PETALING JAYA: The district court of Luxembourg has set aside an attachment order requested by heirs of the late sultan of Sulu last Tuesday, says law and institutional reform minister Azalina Othman Said.
In July 2022, two Luxembourg-based subsidiaries of Petronas were seized by court bailiffs as part of the heirs’ effort to claim the award. This came after the attachment order was given on July 11.
In a statement, Azalina said Malaysia had immediately applied to the district court of Luxembourg to set aside the attachment order as part of interim relief. The hearing took place on Dec 5.
“This decision vindicates the government’s policy to vigorously defend Malaysia in every forum to ensure that Malaysia’s interests, sovereign immunity and sovereignty are protected and preserved at all times.
“The government will spare no effort to this end,” she said in a statement.
In February 2022, a French arbitration court instructed Putrajaya to pay US$14.92 billion (RM62.59 billion) to the descendants of the last sultan of Sulu.
The arbitrator, Gonzalo Stampa, ruled that Malaysia had violated the 1878 agreements between the old Sulu kingdom in the Philippines and a representative of the British North Borneo Company that used to administer what is now Sabah.
The arbitration process originated in Spain, but was moved to Paris.
Azalina said Stampa was “unlawfully appointed” and that Malaysia had been consistent in refusing to recognise the legitimacy of the purported arbitration.
“Malaysia has availed itself of all available legal remedies to invalidate the appointment of Stampa and his purported ‘awards’.
“As a result, the Spanish court that initially appointed Stampa retroactively invalidated his appointment and nullified the alleged ‘preliminary award’ that he rendered in Madrid.
“The French courts have stayed the enforcement of the purported ‘final award’ rendered by Stampa in France, pending the outcome of Malaysia’s action to set aside the ‘final award’.”
The dispute has its origin in the 1878 Deed of Cession between the then sultan of Sulu, Sultan Jamal Al Alam, and Baron de Overbeck, the then maharaja of Sabah, and British North Borneo Company’s Alfred Dent.
Under the agreement, Jamal ceded sovereignty over large parts of Sabah to Overbeck and Dent, who agreed that they and their future heirs were to pay the heirs of the sultan 5,000 Mexican dollars annually.
In 1936, the last formally recognised sultan of Sulu, Jamalul Kiram II, died without heirs.

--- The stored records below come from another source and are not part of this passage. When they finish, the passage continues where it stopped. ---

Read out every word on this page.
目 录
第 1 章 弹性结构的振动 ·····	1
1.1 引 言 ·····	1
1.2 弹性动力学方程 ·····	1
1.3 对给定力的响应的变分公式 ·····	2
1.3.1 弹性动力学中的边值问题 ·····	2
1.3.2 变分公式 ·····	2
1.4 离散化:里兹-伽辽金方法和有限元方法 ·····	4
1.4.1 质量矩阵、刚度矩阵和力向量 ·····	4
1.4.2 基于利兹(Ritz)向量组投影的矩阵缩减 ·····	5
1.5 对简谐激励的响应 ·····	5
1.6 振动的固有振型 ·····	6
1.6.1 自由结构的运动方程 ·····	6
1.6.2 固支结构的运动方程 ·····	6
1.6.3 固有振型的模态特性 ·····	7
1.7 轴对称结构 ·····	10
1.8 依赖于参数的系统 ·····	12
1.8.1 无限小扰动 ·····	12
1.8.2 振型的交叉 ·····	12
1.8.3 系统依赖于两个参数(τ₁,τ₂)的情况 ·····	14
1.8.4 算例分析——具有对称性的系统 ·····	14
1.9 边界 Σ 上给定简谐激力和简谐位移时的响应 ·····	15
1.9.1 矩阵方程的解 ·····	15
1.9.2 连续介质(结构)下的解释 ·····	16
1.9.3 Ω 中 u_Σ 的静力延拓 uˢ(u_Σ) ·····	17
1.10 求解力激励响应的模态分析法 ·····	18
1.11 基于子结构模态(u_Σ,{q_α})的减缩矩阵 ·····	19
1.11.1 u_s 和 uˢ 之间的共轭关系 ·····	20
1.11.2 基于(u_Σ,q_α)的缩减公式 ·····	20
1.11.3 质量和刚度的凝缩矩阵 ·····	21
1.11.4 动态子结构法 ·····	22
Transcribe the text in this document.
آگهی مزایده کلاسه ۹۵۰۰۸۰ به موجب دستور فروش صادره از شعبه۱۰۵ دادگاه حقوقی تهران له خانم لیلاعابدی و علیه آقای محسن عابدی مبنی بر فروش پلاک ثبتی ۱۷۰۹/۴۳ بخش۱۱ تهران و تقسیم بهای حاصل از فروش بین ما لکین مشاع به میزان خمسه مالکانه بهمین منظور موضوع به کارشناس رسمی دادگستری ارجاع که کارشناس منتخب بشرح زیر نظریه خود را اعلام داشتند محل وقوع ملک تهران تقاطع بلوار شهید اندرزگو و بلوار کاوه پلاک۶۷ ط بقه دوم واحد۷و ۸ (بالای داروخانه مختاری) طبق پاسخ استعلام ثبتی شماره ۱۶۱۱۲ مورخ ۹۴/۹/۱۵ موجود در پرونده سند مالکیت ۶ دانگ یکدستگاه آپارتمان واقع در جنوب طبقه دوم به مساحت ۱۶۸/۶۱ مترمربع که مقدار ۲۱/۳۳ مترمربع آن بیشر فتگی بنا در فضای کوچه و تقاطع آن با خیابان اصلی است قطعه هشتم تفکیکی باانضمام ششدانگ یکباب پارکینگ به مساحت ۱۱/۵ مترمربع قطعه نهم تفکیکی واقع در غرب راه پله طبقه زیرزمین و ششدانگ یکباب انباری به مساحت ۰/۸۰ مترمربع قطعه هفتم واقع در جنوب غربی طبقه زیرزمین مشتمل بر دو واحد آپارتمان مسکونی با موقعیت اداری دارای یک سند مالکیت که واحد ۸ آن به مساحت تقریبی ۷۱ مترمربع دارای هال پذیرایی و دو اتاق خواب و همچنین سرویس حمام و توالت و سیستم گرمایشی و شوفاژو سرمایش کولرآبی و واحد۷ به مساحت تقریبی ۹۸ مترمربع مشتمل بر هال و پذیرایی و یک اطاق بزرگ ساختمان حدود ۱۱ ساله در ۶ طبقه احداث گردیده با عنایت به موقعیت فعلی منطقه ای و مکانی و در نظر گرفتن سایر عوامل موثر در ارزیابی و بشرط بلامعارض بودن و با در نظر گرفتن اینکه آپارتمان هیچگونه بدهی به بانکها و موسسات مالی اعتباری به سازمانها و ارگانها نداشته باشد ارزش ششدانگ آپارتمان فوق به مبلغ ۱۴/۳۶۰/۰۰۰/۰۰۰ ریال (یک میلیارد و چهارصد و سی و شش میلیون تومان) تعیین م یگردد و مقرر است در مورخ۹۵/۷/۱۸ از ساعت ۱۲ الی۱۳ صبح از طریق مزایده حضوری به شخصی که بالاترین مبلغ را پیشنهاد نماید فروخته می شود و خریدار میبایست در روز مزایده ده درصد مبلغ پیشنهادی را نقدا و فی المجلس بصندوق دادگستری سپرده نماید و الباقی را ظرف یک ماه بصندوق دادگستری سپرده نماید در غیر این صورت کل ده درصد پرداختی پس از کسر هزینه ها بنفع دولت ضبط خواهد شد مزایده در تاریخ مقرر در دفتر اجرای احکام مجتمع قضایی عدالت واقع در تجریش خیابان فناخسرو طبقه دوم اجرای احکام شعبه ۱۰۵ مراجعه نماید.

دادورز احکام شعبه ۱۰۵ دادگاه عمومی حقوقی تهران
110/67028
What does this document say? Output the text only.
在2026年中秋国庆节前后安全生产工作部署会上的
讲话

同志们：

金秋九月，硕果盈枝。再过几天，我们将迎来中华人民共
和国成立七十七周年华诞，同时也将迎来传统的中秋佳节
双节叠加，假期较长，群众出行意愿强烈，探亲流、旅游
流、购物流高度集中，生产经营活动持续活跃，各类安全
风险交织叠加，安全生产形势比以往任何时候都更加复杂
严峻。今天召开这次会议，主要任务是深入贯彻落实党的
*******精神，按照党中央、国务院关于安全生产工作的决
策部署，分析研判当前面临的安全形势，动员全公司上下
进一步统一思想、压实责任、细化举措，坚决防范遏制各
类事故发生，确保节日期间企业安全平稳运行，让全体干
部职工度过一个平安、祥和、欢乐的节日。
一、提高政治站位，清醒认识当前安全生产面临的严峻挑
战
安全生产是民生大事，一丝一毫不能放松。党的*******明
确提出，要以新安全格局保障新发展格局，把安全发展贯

Payments temporarily ceased until North Borneo High Court chief justice Charles F Macaskie named nine court-appointed heirs in 1939.
Although Malaysia took over these payments when it became the successor of the agreement following Sabah’s independence and the formation of Malaysia in 1963, these payments – equivalent to RM5,300 a year – ceased in 2013 after an incursion by armed men into Lahad Datu, along the eastern coast of Sabah.